Par exemple, supposons que le documentaire que tu as choisi de regarder ce soir vienne de l’étranger. Il a été traduit. Enfin… « adapté ». Le malheureux individu chargé d'adapter le commentaire en français s’est vu intimer l’ordre de niveler toute originalité dans le style de l’auteur. En outre, à coups d’instructions aussi péremptoires que nébuleuses (et contradictoires, car les donneurs d'ordre n'ont manifestement pas vu le documentaire), on lui a fait comprendre que tu n’étais pas censé avoir plus de cent mots à ta disposition. Par exemple, il sait d’avance que s’il écrit « demeurer », l’un des intermédiaires évoqués plus haut va aussi sec le remplacer par « rester ». (À croire que le bougre de traducteur le fait exprès, juste pour voir si ses prévisions se confirment.) Car « demeurer », c’est d’un niveau inaccessible pour toi. Et puis, trois syllabes, c’est trop long pour ta comprenette.
Tout est à l’avenant. Les notions scientifiques ou techniques contenues dans le film sont nivelées elles aussi par les brillants esprits qui se chargent de réviser la copie du bougre. Au point que le malheureux traducteur, en regardant le documentaire à la télé, comme toi, reconnaîtra parfois à peine le texte qu’il signe au générique. Et que l’auteur du documentaire, s’il voyait cela lui aussi et comprenait le français, ne reconnaîtrait pas son bébé. Qu'y pourrait-il ? Sans doute pas grand-chose, depuis son pays.
Dans le numéro 40 d’Astérisque, La Lettre de la Scam, Geneviève Guicheney, journaliste, signait un article intitulé J’aimerais tant que le service public… Médiatrice du Groupe France Télévisions de 1998 à 2004, elle y évoquait ce rôle et terminait par ceci : « La plainte majuscule des téléspectateurs exprimée à longueur de courriers se résume à une phrase : “Vous nous prenez pour des imbéciles”. En cela au moins la télévision n’échappe pas à son époque. »
Merci à elle et à la toujours précieuse Scam (Société civile des auteurs multimédia).

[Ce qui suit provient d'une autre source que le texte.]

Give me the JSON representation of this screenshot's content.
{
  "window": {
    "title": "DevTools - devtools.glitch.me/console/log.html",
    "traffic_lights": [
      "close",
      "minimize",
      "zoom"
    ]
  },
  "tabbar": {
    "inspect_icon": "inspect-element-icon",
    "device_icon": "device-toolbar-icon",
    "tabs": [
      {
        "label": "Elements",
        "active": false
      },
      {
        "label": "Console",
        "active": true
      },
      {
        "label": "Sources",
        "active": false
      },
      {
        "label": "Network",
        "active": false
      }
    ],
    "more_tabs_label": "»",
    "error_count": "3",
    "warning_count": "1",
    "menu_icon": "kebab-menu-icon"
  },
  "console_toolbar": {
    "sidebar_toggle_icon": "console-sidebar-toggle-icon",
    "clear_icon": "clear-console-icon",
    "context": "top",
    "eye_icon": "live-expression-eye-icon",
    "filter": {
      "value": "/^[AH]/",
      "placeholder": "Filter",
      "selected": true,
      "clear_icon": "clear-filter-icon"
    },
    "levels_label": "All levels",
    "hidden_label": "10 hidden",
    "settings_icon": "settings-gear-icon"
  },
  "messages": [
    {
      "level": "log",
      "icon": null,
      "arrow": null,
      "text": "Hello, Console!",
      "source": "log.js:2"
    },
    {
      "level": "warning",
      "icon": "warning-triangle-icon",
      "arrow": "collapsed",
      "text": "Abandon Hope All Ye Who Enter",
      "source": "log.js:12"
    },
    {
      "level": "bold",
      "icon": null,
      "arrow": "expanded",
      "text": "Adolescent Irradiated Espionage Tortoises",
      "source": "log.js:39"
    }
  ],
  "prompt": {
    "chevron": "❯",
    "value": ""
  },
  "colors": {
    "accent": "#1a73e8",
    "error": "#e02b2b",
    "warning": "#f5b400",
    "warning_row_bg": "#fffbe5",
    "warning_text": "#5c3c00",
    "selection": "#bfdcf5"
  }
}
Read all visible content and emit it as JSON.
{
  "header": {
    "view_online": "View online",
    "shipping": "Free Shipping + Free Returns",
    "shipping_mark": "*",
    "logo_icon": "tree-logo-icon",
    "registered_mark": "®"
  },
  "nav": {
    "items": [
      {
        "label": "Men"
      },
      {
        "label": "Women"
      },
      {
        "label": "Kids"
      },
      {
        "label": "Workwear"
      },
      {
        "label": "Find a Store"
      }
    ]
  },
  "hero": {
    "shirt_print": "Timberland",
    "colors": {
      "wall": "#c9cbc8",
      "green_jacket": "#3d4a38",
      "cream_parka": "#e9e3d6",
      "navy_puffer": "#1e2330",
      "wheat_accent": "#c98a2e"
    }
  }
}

Si elles et les téléspectateurs pouvaient être entendus !
« Le documentaire n'est pas un sujet, mais une œuvre
qui marie une connaissance ou une expérience à une vision. »
Extrait du Manifeste pour le Documentaire, publié en 2012
par France Télévisions et cité par Jean-Xavier de Lestrade,
président de la Scam, dans l'éditorial du n° 42 d'Astérisque.